According to the US Census, the population of Hispanics and Latinx people has increased by 23% since 2010. Approximately 62.1 million Americans identify as Hispanic, up from 50.5 million at the beginning of the previous decade. In contrast, throughout the 2010s, the US population that’s not Hispanic increased by 4.3%. Between 2010 and 2020, the Latinx population accounted for more than half (51.1%) of the overall growth in the US population.
As shown on the IHRSA Health Club Consumer Report, the average age of fitness customers in gyms and studios has historically been in the late 30s to early 40s. Expect a shift in the demographics of fitness consumers toward Latinx when younger Hispanics reach adulthood.
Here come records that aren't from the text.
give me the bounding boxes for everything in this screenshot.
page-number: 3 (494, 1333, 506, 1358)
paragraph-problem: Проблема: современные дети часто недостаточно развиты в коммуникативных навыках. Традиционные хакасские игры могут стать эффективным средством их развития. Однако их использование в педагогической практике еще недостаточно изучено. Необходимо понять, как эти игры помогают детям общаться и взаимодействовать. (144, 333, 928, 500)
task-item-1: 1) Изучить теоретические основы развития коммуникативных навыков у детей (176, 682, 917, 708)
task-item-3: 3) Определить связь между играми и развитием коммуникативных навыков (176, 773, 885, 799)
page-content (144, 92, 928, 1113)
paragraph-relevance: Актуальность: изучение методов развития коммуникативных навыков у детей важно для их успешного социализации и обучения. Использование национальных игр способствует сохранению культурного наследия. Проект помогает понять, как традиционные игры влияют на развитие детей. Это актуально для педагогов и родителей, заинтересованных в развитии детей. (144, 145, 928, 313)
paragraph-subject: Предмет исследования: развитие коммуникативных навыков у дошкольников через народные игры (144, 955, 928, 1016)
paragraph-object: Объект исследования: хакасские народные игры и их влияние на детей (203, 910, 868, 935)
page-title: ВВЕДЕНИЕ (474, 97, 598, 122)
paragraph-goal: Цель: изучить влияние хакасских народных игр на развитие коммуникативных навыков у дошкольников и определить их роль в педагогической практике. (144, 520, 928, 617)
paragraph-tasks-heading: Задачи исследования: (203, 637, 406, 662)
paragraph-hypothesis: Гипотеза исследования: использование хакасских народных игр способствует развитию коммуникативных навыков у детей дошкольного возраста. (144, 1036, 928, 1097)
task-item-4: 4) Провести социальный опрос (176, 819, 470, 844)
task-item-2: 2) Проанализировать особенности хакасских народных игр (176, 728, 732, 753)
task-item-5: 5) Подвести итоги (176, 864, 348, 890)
Hispanic fitness consumer data also shows toward the close of the 2010s, we began to see increased Latino fitness consumption to an all-time high. According to the IHRSA Health Club Consumer Report, Latinx health club memberships increased by 94.5 percent from 2010 to 2019—nearly doubling over the previous ten years. The percentage of Hispanic gym and studio members increased from 8.4% in 2010 to 12.3% by the end of the decade.
According to the Hispanic fitness consumer data, Latinx consumers are increasingly interested in health and well being. Since hybrid fitness is the way of the future, you can expect Hispanics to play a big role in the upcoming years, reflecting the increased economic stability and influence of the Latinx population.